Some private hospitals in India have cancelled orders for Russia’s Sputnik V vaccine as they struggle to sell COVID-19 shots in the face of government-supplied free doses of other vaccines.

According to some industry officials, low demand and the extremely cold storage temperatures required have caused at least three large hospitals to cancel orders for Sputnik V, which is only available on the private market in the world’s largest vaccine producer.

“With storage and everything, we have cancelled our order for 2,500 doses,” said Jitendra Oswal, a senior medical official at Bharati Vidyapeeth Medical College and Hospital in the western city of Pune.

“Demand is also not great. There is a class of people, barely one percent, that wanted to go for Sputnik. For the rest, anything would do.”

From May until last week, private hospitals doled out just about six percent of all vaccines administered in India, although the government had freed them to buy up to a quarter of domestic output, health ministry data show.

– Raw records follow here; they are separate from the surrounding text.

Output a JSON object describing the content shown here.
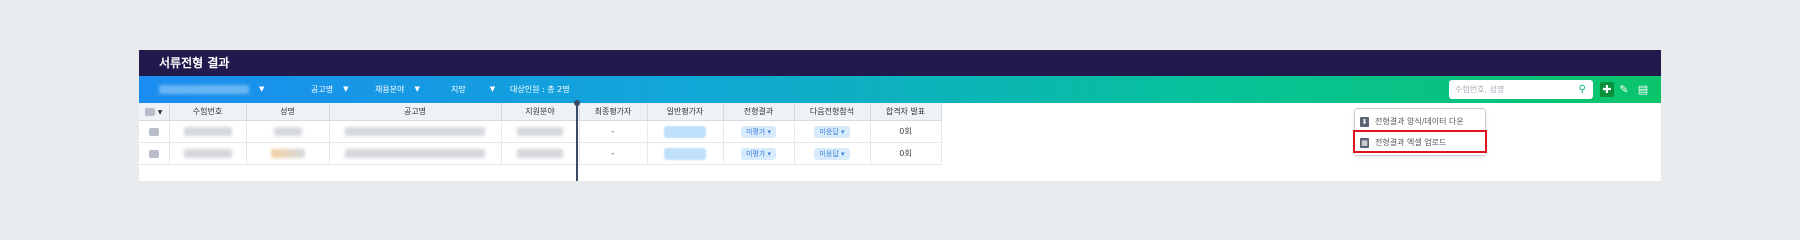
{
  "header": {
    "title": "서류전형 결과"
  },
  "toolbar": {
    "filters": [
      {
        "label": "공고명"
      },
      {
        "label": "채용분야"
      },
      {
        "label": "지망"
      }
    ],
    "target_count": "대상인원 : 총 2명",
    "search_placeholder": "수험번호, 성명",
    "icons": [
      "add-document-icon",
      "edit-icon",
      "clipboard-icon"
    ]
  },
  "table": {
    "columns": [
      "수험번호",
      "성명",
      "공고명",
      "지원분야",
      "최종평가자",
      "일반평가자",
      "전형결과",
      "다음전형참석",
      "합격자 발표"
    ],
    "rows": [
      {
        "final_evaluator": "-",
        "result": "미평가",
        "next_stage": "미응답",
        "announce": "0회"
      },
      {
        "final_evaluator": "-",
        "result": "미평가",
        "next_stage": "미응답",
        "announce": "0회"
      }
    ]
  },
  "dropdown": {
    "items": [
      {
        "label": "전형결과 양식/데이터 다운",
        "icon": "download-icon"
      },
      {
        "label": "전형결과 엑셀 업로드",
        "icon": "excel-upload-icon"
      }
    ]
  },
  "colors": {
    "title_bar": "#221a4d",
    "toolbar_gradient_start": "#1b8cf0",
    "toolbar_gradient_end": "#0bc46a",
    "highlight": "#e0141e"
  }
}
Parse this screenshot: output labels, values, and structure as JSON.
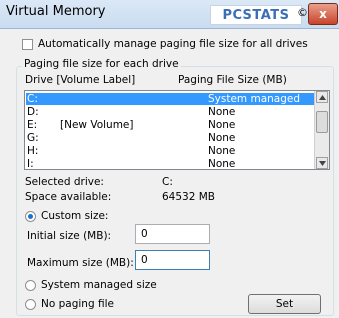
{
  "window": {
    "title": "Virtual Memory",
    "close_glyph": "x",
    "copyright_glyph": "©"
  },
  "logo": {
    "part1": "PC",
    "part2": "STATS"
  },
  "auto_manage": {
    "label": "Automatically manage paging file size for all drives",
    "checked": false
  },
  "group": {
    "legend": "Paging file size for each drive",
    "headers": {
      "drive": "Drive  [Volume Label]",
      "size": "Paging File Size (MB)"
    },
    "drives": [
      {
        "drive": "C:",
        "label": "",
        "size": "System managed",
        "selected": true
      },
      {
        "drive": "D:",
        "label": "",
        "size": "None",
        "selected": false
      },
      {
        "drive": "E:",
        "label": "[New Volume]",
        "size": "None",
        "selected": false
      },
      {
        "drive": "G:",
        "label": "",
        "size": "None",
        "selected": false
      },
      {
        "drive": "H:",
        "label": "",
        "size": "None",
        "selected": false
      },
      {
        "drive": "I:",
        "label": "",
        "size": "None",
        "selected": false
      }
    ]
  },
  "info": {
    "selected_drive_label": "Selected drive:",
    "selected_drive_value": "C:",
    "space_label": "Space available:",
    "space_value": "64532 MB"
  },
  "custom_size": {
    "label": "Custom size:",
    "checked": true
  },
  "initial_size": {
    "label": "Initial size (MB):",
    "value": "0"
  },
  "maximum_size": {
    "label": "Maximum size (MB):",
    "value": "0"
  },
  "system_managed": {
    "label": "System managed size",
    "checked": false
  },
  "no_paging": {
    "label": "No paging file",
    "checked": false
  },
  "set_button": {
    "label": "Set"
  }
}
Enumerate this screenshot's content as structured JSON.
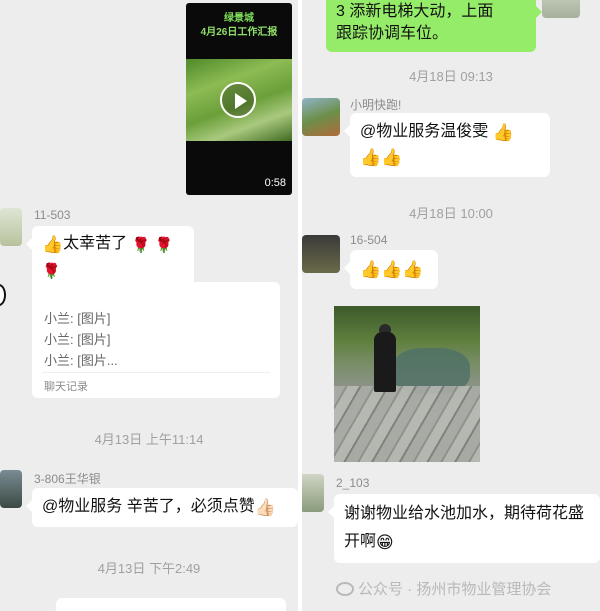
{
  "left": {
    "video": {
      "title1": "绿景城",
      "title2": "4月26日工作汇报",
      "duration": "0:58"
    },
    "msg_11503": {
      "name": "11-503",
      "text": "太幸苦了"
    },
    "record": {
      "lines": [
        "小兰: [图片]",
        "小兰: [图片]",
        "小兰: [图片..."
      ],
      "footer": "聊天记录"
    },
    "ts1": "4月13日 上午11:14",
    "msg_3806": {
      "name": "3-806王华银",
      "text": "@物业服务  辛苦了，必须点赞"
    },
    "ts2": "4月13日 下午2:49"
  },
  "right": {
    "top_bubble": {
      "line1": "3 添新电梯大动，上面",
      "line2": "跟踪协调车位。"
    },
    "ts1": "4月18日 09:13",
    "msg_xiaoming": {
      "name": "小明快跑!",
      "text": "@物业服务温俊雯"
    },
    "ts2": "4月18日 10:00",
    "msg_16504": {
      "name": "16-504"
    },
    "msg_2103": {
      "name": "2_103",
      "line1": "谢谢物业给水池加水，期待荷花盛",
      "line2": "开啊"
    },
    "watermark": "公众号 · 扬州市物业管理协会"
  },
  "icons": {
    "thumb": "👍",
    "rose": "🌹",
    "grin": "😁",
    "thumb_light": "👍🏻"
  }
}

India is a major production centre of Sputnik V, with planned capacity of about 850 million shots a year, and low domestic uptake could mean higher exports instead, a step backers are already pushing for.

The health ministry did not immediately respond to a request for comment.

Since a June launch event by Indian distributor Dr Reddy’s Laboratories Ltd only 943,000 doses of Sputnik V have been administered by hospitals, a fraction of the national total of more than 876 million.